Support Vector Machine
svm_radial <- train(Potability ~ ., data= wq_filterTrain, trControl=train_control, method = "svmRadial", preProcess = c("center","scale"), tuneLength = 10)
#"svmRadial" "svmLinear"
pred_svm_radial <- predict(svm_radial, wq_filterTest)
confusionMatrix(data = wq_filterTest$Potability, pred_svm_radial)## Confusion Matrix and Statistics
##
## Reference
## Prediction 0 1
## 0 332 28
## 1 154 89
##
## Accuracy : 0.6982
## 95% CI : (0.6598, 0.7346)
## No Information Rate : 0.806
## P-Value [Acc > NIR] : 1
##
## Kappa : 0.315
##
## Mcnemar's Test P-Value : <2e-16
##
## Sensitivity : 0.6831
## Specificity : 0.7607
## Pos Pred Value : 0.9222
## Neg Pred Value : 0.3663
## Prevalence : 0.8060
## Detection Rate : 0.5506
## Detection Prevalence : 0.5970
## Balanced Accuracy : 0.7219
##
## 'Positive' Class : 0
## Random Forest
set.seed(2021)
rf_grid <- expand.grid(mtry = seq(2,9))
model_rf <- train(Potability ~ ., data= wq_filterTrain, trControl=train_control, method="rf", tuneGrid = rf_grid)
plot(model_rf)
rf_pred <- predict(model_rf, wq_filterTest, type = "raw")

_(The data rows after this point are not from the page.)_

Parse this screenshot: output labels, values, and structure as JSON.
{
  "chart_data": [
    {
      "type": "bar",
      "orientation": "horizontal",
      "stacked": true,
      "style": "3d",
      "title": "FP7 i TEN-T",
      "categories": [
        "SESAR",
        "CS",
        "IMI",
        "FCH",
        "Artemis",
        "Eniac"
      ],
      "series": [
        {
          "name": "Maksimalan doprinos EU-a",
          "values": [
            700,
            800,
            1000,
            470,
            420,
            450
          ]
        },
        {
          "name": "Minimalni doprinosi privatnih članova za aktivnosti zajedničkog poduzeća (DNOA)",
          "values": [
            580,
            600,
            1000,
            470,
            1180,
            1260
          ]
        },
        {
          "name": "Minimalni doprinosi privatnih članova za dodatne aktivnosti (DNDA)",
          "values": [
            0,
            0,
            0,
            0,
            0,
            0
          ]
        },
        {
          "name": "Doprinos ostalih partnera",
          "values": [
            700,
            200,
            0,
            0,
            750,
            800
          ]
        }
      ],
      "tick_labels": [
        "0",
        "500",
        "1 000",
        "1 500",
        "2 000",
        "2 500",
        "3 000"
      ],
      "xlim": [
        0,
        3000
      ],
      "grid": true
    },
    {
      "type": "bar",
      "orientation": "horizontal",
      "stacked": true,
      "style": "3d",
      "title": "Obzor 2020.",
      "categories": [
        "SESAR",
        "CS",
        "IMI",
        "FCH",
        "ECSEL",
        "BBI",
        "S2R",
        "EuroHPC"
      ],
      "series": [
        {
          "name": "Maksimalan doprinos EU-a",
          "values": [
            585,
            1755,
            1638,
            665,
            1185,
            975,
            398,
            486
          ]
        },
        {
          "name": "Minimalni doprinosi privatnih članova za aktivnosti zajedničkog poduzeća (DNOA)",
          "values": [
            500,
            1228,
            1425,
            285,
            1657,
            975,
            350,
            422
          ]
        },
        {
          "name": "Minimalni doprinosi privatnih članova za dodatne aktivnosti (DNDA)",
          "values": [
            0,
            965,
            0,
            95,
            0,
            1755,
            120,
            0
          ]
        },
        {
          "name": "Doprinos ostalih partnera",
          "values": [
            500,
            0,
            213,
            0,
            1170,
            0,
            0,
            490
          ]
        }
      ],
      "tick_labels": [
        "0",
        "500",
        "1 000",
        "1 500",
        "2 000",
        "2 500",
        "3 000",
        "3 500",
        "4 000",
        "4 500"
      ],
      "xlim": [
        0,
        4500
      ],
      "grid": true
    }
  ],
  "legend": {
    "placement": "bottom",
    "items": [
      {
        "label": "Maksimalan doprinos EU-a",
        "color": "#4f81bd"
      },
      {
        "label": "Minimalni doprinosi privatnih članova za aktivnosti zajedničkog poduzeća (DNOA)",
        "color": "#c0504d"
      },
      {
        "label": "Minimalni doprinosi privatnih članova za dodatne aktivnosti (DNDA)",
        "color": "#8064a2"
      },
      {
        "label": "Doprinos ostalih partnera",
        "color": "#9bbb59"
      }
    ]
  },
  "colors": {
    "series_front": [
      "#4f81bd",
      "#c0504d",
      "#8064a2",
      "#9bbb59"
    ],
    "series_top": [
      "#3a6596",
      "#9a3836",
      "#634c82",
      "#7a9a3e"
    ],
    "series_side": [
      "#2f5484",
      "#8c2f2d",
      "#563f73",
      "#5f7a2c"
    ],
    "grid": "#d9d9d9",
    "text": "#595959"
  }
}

confusionMatrix(data = wq_filterTest$Potability, rf_pred)## Confusion Matrix and Statistics
##
## Reference
## Prediction 0 1
## 0 309 51
## 1 132 111
##
## Accuracy : 0.6965
## 95% CI : (0.6581, 0.733)
## No Information Rate : 0.7313
## P-Value [Acc > NIR] : 0.9748
##
## Kappa : 0.3332
##
## Mcnemar's Test P-Value : 3.344e-09
##
## Sensitivity : 0.7007
## Specificity : 0.6852
## Pos Pred Value : 0.8583
## Neg Pred Value : 0.4568
## Prevalence : 0.7313
## Detection Rate : 0.5124
## Detection Prevalence : 0.5970
## Balanced Accuracy : 0.6929
##
## 'Positive' Class : 0
## Variable importance is worthwhile to look at and see if we need to select a subset of features.
gbmImp <- varImp(model_rf, scale = FALSE)
plot(gbmImp)
Let’s try to choose ph, Sulfate, Hardness and Chloramines as features to train and see if the random forest model would be better.
set.seed(2021)
rf_grid_subset <- expand.grid(mtry = seq(2,4))
model_rf_subset <- train(Potability ~ ph + Sulfate + Hardness + Chloramines, data= wq_filterTrain, trControl=train_control, method="rf", tuneGrid = rf_grid_subset)
plot(model_rf_subset)
rf_pred_subset <- predict(model_rf_subset, wq_filterTest, type = "raw")
confusionMatrix(data = wq_filterTest$Potability, rf_pred_subset)## Confusion Matrix and Statistics
##
## Reference
## Prediction 0 1
## 0 289 71
## 1 124 119
##
## Accuracy : 0.6766
## 95% CI : (0.6377, 0.7138)
## No Information Rate : 0.6849
## P-Value [Acc > NIR] : 0.6865982
##
## Kappa : 0.3032
##
## Mcnemar's Test P-Value : 0.0001962
##
## Sensitivity : 0.6998
## Specificity : 0.6263
## Pos Pred Value : 0.8028
## Neg Pred Value : 0.4897
## Prevalence : 0.6849
## Detection Rate : 0.4793
## Detection Prevalence : 0.5970
## Balanced Accuracy : 0.6630
##
## 'Positive' Class : 0
## It turned out that the subset of features being fed into the random forest model gave us some slightly worse results than the random forest model with the full set of features.
Conclusion
In terms of prediction accuracy, none of the algorithms we tried have stood out, and all of the accuracies are below 70%. Random forest seems like to perform the best, but it is only slightly better than svm with the radial kernel.